La guerre italo-ottomane

Autrefois une grande puissance, l’Empire Ottoman n’est plus que l’ombre de lui même au début du XXe siècle.
Attaqué de toute part, il perd régulièrement de larges morceaux de son territoire.

Ici, nous verrons le conflit qui opposa l’Italie à l’Empire Ottoman en 1911 et 1912 et qui donna au pays transalpin la Libye et le Dodécanèse.

 

I - Contexte

Unifié tardivement, l’Italie n’a pas pu participer avec les autres nations européennes à la course aux colonies.Guerre italo ottomane carte
Cependant, pour obtenir des ressources à bas prix et agrandir sa puissance et son prestige, le pays se met à la recherche de territoire à récupérer.

La Libye serait une possibilité intéressante et l’Italie s’y intéresse depuis 1879.
En mars 1911, une importante campagne de lobbying italienne commence pour persuader le peuple de l’intérêt de cette invasion et pour tâter la température chez les autres puissances occidentales.

Le 26 septembre 1911, un ultimatum est envoyé à l’Empire Ottoman pour qu’il cède la Libye.
Celui-ci accepte à la condition que le territoire reste sous suzeraineté ottomane malgré son appartenance à l’Italie.

Ce n’est pas acceptable pour le gouvernement transalpin qui déclare la guerre le 29 septembre 1912.

 

II - La guerre italo-ottomane

L’armée ottomane n’est pas prête pour une guerre moderne.
Son armée est alors en plein processus de restructuration et de modernisation avec l’aide de l’Empire Allemand.
De plus, sa flotte est encore essentiellement constituée de navires de bois.Guerre italo ottomane

La ville de Tripoli est conquise le 3 octobre après un bombardement du port.
Une dernière tentative de négociation est rejetée et les ottomans se préparent à la défense de la province. Ne pouvant recevoir de renforts, la défense sera assurée par 8 000 turcs et 20 000 bédouins qui sont organisés par les officiers turcs.

Les italiens commencent le conflit avec une force d’invasion de 20 000 hommes (jugée largement suffisante par l’état major) qui débarque le 10 octobre.
Plusieurs villes d’importance sont prisent mais ils butent et sont repoussés devant Benghazi.
Après quelques revers, la force d’invasion est portée à 100 000 hommes.

Ils engagent aussi de nouveaux moyens comme des automitrailleuses ou des avions pour observer et bombarder (on avait évoqué l’utilisation de l’aviation dans ce conflit ici).

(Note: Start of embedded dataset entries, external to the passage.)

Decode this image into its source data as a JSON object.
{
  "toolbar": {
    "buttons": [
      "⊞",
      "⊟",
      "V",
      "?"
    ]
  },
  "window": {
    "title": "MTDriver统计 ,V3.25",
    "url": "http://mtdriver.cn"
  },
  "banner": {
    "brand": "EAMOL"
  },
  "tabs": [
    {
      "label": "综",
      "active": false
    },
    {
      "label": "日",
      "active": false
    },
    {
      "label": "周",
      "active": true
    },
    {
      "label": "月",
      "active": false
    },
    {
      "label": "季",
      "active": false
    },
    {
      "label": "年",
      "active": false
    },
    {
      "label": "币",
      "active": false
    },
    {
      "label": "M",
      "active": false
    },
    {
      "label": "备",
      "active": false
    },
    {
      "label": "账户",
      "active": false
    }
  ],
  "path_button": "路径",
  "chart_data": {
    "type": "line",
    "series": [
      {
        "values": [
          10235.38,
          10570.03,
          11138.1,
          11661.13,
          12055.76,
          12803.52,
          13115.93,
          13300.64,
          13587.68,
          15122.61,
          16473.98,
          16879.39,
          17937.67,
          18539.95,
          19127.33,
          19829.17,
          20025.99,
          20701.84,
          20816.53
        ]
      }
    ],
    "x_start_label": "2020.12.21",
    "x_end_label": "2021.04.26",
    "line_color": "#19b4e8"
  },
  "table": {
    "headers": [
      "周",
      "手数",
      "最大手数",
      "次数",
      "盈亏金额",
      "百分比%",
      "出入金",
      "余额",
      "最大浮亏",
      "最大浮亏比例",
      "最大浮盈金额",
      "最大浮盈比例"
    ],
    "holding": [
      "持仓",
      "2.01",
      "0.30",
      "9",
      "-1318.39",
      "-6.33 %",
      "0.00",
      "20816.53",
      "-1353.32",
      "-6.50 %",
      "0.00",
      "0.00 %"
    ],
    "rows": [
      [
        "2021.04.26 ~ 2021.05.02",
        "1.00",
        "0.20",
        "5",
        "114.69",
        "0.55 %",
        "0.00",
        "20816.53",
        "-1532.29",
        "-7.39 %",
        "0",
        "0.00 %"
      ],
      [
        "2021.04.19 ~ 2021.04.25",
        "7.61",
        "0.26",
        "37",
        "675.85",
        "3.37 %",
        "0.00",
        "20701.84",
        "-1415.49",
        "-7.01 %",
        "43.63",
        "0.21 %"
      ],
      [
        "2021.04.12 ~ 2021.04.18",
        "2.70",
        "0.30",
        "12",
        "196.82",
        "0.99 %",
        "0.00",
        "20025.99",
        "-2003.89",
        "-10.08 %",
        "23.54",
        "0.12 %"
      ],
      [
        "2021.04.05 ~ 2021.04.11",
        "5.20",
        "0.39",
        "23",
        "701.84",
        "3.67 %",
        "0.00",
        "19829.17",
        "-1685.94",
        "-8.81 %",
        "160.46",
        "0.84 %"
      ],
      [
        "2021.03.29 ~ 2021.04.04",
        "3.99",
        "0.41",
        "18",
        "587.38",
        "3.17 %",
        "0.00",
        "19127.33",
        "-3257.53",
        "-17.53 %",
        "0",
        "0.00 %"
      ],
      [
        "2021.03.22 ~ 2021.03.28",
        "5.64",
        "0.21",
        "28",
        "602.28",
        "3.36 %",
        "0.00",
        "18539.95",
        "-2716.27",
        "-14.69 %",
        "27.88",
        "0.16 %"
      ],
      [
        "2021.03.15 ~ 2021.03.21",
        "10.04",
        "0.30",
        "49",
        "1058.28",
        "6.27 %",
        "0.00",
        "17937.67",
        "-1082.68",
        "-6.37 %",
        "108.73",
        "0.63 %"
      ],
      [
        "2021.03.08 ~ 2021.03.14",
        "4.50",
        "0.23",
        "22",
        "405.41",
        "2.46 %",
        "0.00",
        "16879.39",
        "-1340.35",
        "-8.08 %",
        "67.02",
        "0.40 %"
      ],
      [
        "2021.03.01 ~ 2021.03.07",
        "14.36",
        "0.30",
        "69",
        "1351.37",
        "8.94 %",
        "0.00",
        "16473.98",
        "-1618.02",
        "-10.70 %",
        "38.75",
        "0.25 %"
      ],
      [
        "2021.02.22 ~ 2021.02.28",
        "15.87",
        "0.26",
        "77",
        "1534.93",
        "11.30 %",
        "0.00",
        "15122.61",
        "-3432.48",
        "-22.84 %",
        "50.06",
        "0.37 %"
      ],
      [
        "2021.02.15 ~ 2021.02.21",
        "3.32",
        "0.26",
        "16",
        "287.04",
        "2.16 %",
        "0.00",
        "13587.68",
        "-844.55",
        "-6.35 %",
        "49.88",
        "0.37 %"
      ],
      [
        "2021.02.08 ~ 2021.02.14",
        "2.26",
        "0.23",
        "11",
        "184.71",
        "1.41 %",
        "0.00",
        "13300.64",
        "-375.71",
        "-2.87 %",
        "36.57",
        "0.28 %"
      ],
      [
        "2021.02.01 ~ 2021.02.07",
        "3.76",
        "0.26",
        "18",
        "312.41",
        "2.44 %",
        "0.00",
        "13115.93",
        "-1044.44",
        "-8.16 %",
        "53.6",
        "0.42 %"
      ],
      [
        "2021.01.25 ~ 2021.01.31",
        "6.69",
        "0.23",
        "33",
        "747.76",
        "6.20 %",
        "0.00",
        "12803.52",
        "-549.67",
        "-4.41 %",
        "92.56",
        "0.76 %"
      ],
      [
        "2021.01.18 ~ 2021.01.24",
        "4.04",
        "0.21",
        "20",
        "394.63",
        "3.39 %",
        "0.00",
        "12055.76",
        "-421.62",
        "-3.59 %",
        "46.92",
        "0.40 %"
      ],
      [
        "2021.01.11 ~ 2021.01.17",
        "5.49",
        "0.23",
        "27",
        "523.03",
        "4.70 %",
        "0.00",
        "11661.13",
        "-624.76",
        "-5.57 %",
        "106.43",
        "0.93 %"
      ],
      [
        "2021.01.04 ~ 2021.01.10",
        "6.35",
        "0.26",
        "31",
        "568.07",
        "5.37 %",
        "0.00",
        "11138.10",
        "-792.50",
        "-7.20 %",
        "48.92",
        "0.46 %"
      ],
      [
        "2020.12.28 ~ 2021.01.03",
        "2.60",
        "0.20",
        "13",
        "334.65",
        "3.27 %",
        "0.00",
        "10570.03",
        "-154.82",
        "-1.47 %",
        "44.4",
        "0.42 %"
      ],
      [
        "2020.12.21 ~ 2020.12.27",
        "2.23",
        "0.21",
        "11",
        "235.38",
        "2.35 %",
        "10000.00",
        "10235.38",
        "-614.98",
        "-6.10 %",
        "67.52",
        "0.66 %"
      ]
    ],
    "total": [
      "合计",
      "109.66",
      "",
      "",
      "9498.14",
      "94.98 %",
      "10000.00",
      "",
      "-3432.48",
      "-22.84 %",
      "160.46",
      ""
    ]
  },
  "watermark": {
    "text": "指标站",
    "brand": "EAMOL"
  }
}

Le conflit s’enlise un peu avec des italiens contrôlant la côte et des ottomans qui contrôlent l’intérieur des terres.
Une offensive italienne vers l’intérieur fut arrêtée par une force 10 fois inférieure dirigée par Mustapha Kemal. Alors officier ottoman, il deviendra le premier président de la Turquie le 29 octobre 1923.

D’autres opérations mineures eurent lieu au Yémen avec des manœuvres de diversion de la part des italiens à la fin 1911.

L’Italie occupa aussi les îles du Dodécanèse malgré la colère de l’empire austro-hongrois qui avait peur qu’une trop lourde défaite ottomane ne pousse les grecs et les serbes à avoir des envies de conquête.

Et effectivement, en septembre 1912, la Bulgarie, la Grèce et la Serbie se prépare à la guerre.
Le 8 octobre, c’est le début de la première guerre balkanique et les italiens profitent de leur avantage pour sortir du conflit.

La paix est signée à Lausanne le 18 octobre 1912.

 

III - Conséquences du conflitPetit journal conquete libye par l italie

Les italiens sont les grands gagnants de cette guerre.
Ils perdent 3 421 morts (1 432 dans les combats et 1 948 de maladie) et comptent 4 220 blessés.
En face, l’Empire Ottoman déplore la perte de 14 000 hommes.

Le traité de paix donne à l’Italie les provinces de Tripolitaine, de Cyrénaïque et de Fezzan qui formeront la Libye italienne.
Le contrôle de cette région restera partielle jusqu’aux opérations de « pacification »menées dans les années 1920.

Les italiens gardent également le contrôle des îles du Dodécanèse.
L’armistice de la Première Guerre Mondiale spécifié que ces îles devaient revenir à la Grèce mais la défaite de l’armée grecque face à la Turquie ans le conflit qui les oppose après guerre (et où s’illustre le Giorgios Averoff) crée une situation non prévue dans le traité de Lausanne.
L’Italie annexe donc ces territoires en 1923.